Кэролайн Дюпейн не ответила. Ее брат сказал:
— Если у вас возникло ощущение, что сестра не хочет вам помочь, извините ее. Мы оба стремимся к сотрудничеству: таково наше желание, такова наша обязанность. Наш брат умер ужасной смертью, и мы хотим, чтобы его убийца — если он существует — предстал перед судом. Может быть, дальнейшие вопросы потерпят до завтра? Тем временем я подумаю об этом загадочном автомобилисте, хотя вряд ли смогу чем-то помочь. Он может оказаться постоянным посетителем музея, да только я не могу его опознать. Не выглядит ли более вероятным, что он незаконно припарковал здесь машину и убежал, едва увидев пожар?
— Весьма вероятно, что дело объясняется именно этим, — сказал Дэлглиш. — И мы, конечно, можем дальнейшее обсуждение отложить до завтра. Однако есть одна вещь, которую я хотел бы выяснить сразу. Когда вы видели своего брата в последний раз?
Брат и сестра поглядели друг на друга.

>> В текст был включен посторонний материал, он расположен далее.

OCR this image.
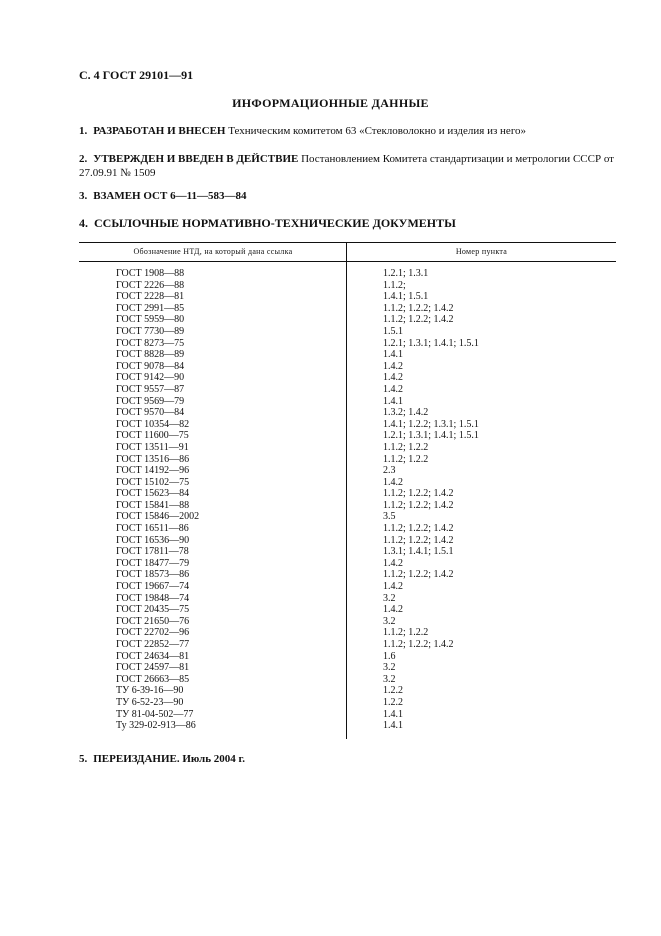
С. 4 ГОСТ 29101—91
ИНФОРМАЦИОННЫЕ ДАННЫЕ
1. РАЗРАБОТАН И ВНЕСЕН Техническим комитетом 63 «Стекловолокно и изделия из него»
2. УТВЕРЖДЕН И ВВЕДЕН В ДЕЙСТВИЕ Постановлением Комитета стандартизации и метрологии СССР от 27.09.91 № 1509
3. ВЗАМЕН ОСТ 6—11—583—84
4. ССЫЛОЧНЫЕ НОРМАТИВНО-ТЕХНИЧЕСКИЕ ДОКУМЕНТЫ
Обозначение НТД, на который дана ссылка	Номер пункта
ГОСТ 1908—88	1.2.1; 1.3.1
ГОСТ 2226—88	1.1.2;
ГОСТ 2228—81	1.4.1; 1.5.1
ГОСТ 2991—85	1.1.2; 1.2.2; 1.4.2
ГОСТ 5959—80	1.1.2; 1.2.2; 1.4.2
ГОСТ 7730—89	1.5.1
ГОСТ 8273—75	1.2.1; 1.3.1; 1.4.1; 1.5.1
ГОСТ 8828—89	1.4.1
ГОСТ 9078—84	1.4.2
ГОСТ 9142—90	1.4.2
ГОСТ 9557—87	1.4.2
ГОСТ 9569—79	1.4.1
ГОСТ 9570—84	1.3.2; 1.4.2
ГОСТ 10354—82	1.4.1; 1.2.2; 1.3.1; 1.5.1
ГОСТ 11600—75	1.2.1; 1.3.1; 1.4.1; 1.5.1
ГОСТ 13511—91	1.1.2; 1.2.2
ГОСТ 13516—86	1.1.2; 1.2.2
ГОСТ 14192—96	2.3
ГОСТ 15102—75	1.4.2
ГОСТ 15623—84	1.1.2; 1.2.2; 1.4.2
ГОСТ 15841—88	1.1.2; 1.2.2; 1.4.2
ГОСТ 15846—2002	3.5
ГОСТ 16511—86	1.1.2; 1.2.2; 1.4.2
ГОСТ 16536—90	1.1.2; 1.2.2; 1.4.2
ГОСТ 17811—78	1.3.1; 1.4.1; 1.5.1
ГОСТ 18477—79	1.4.2
ГОСТ 18573—86	1.1.2; 1.2.2; 1.4.2
ГОСТ 19667—74	1.4.2
ГОСТ 19848—74	3.2
ГОСТ 20435—75	1.4.2
ГОСТ 21650—76	3.2
ГОСТ 22702—96	1.1.2; 1.2.2
ГОСТ 22852—77	1.1.2; 1.2.2; 1.4.2
ГОСТ 24634—81	1.6
ГОСТ 24597—81	3.2
ГОСТ 26663—85	3.2
ТУ 6-39-16—90	1.2.2
ТУ 6-52-23—90	1.2.2
ТУ 81-04-502—77	1.4.1
Ту 329-02-913—86	1.4.1
5. ПЕРЕИЗДАНИЕ. Июль 2004 г.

Заговорил Маркус:
— Я видел его этим вечером. Хотел обсудить с ним будущее музея. Собрание, состоявшееся в среду, получилось крайне неудачным, и ни к какому решению мы тогда не пришли. Я чувствовал: если двоим из нас удастся спокойно все обсудить, из этого выйдет какая-нибудь польза. По пятницам Невил всегда приезжает к шести часам в музей, чтобы забрать машину и уехать, так что я был у его квартиры в пять. Это в Кенсингтоне, на Хай-стрит. Припарковаться там невозможно, поэтому я нашел свободное место в Холланд-Парке и, оставив там машину, отправился пешком. Время для визита оказалось не самое подходящее. Все еще подавленный и сердитый, Невил не был готов к обсуждению музейных дел. Убедившись, что ничего не добьюсь, я пробыл у него десять минут и ушел. Я чувствовал необходимость пройтись, развеяться после своей неудачи, но опасался, что стоянку закроют на ночь. Так что я вернулся к машине через Кенсингтон-Черч-стрит и Холланд-Парк-авеню. На авеню оказалось полно машин: как-никак вечер пятницы. Когда Талли Клаттон позвонила мне домой и сообщила о пожаре, моя жена не смогла связаться со мной по мобильному телефону, поэтому я узнал обо всем уже дома. Со времени звонка Талли прошло только несколько минут, и я немедленно приехал сюда. Моя сестра была здесь.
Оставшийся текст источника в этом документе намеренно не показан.